Und Petrikovics? Er kam wegen Krankheit nicht zu seinem Monaco-Prozess. Daher wurde sein Verfahren bis zur Genesung „ausgeschieden“, wie es im Juristendeutsch heißt. Bemerkenswert: Für Petrikovics bleibt somit Hohenecker zuständig. Obwohl der OGH ihre Leitgeb-Verurteilung kritisiert und aufgehoben hat. Somit wird der Monaco-Fall nun quasi zweigleisig, nämlich von zwei verschiedenen Richtern, behandelt.
Rohregger erklärt, die „Befangenheit“, die man bei Hohenecker in Bezug auf Leitgeb annehmen müsse (weshalb hier ja auch ein neuer, unbefangener Richter zum Zug kommt), hänge nicht an den einzelnen Personen, sondern an der Strafsache insgesamt. Aus dem VfGH-Antrag (abstrakt gemeint): „Selbst wenn das Urteil schließlich bloß zu einem Mittäter ergeht, so wird sich der Richter dennoch bereits eine Meinung zum zweiten Mittäter gebildet haben.“Somit dürfe Hohenecker nicht über Petrikovics urteilen. Und damit sei auch das Buwog-Verfahren passe.´
Zudem wird in dem Antrag auch dargelegt, dass jene Stelle der Strafprozessordnung (StPO), die das Verbinden zweier Verfahren (Petrikovics-Verfahren alt plus Petrikovics-Verfahren neu) regelt, gegen das Prinzip der fixen RichterGeschäftsverteilung verstoße. Denn das Verbinden zweier Verfahren funktioniere erst dann, wenn die Anklage in der neuen Strafsache rechtskräftig wird. Dieses Kriterium lasse sich aber „beliebig beeinflussen“. Je nachdem, ob Angeklagte ihre Anklage beeinspruchen oder rechtskräftig werden lassen.
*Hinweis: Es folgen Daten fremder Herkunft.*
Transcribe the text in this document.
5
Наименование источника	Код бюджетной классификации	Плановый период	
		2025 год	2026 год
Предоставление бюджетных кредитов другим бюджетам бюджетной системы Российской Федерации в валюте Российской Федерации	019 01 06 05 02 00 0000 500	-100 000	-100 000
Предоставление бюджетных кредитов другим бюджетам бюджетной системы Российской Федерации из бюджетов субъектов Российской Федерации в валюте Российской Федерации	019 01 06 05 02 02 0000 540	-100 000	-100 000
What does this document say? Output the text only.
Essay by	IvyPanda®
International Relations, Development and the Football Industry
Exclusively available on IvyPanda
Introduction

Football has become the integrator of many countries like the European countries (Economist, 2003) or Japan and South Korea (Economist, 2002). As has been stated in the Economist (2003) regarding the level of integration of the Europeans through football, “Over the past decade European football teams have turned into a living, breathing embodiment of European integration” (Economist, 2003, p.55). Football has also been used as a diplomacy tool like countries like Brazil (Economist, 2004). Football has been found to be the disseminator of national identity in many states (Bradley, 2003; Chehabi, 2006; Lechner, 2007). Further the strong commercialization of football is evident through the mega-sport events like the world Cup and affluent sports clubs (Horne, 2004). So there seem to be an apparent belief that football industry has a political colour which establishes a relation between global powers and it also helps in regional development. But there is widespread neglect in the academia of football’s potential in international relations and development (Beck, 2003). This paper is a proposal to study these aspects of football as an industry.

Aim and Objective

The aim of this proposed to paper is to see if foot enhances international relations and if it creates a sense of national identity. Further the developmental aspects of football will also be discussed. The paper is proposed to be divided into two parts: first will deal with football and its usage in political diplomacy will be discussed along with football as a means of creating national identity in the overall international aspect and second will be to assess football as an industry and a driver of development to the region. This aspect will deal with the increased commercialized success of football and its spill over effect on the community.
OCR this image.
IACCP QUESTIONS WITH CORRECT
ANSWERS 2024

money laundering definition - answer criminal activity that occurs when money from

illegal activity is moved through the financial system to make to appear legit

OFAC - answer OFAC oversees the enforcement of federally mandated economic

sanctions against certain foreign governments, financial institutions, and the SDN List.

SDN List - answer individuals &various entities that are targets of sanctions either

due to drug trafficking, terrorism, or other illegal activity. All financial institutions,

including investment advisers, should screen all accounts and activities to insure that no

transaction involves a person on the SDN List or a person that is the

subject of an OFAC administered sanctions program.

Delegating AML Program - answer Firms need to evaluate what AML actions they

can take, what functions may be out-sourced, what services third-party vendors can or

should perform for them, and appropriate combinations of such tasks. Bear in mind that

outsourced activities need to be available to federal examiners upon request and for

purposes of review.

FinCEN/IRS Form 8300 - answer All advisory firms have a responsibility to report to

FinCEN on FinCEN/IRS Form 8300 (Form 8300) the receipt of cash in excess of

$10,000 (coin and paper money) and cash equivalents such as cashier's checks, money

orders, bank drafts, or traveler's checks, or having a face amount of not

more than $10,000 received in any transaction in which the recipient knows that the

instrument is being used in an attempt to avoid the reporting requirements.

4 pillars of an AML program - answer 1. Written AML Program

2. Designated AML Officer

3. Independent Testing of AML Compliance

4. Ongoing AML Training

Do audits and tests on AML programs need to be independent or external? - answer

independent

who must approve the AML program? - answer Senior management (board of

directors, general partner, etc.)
Brisanter Entscheid im Herbst
Es liege auch „in der Hand des zur Einbeziehung (der neuen Strafsache, Anm.) verpflichteten Gerichts, (. . .) auf den nach der Geschäftsverteilung zuständigen Richter Einfluss zu nehmen“. Eine „Ausscheidung“eines Angeklagten (siehe Petrikovics) zur richtigen Zeit könne zu einem Zusammenfall mit einem zweiten Verfahren führen. Insofern sei die – zu möglichen Tricksereien geeignete – StPO zu korrigieren. Der VfGH könnte im Oktober entscheiden.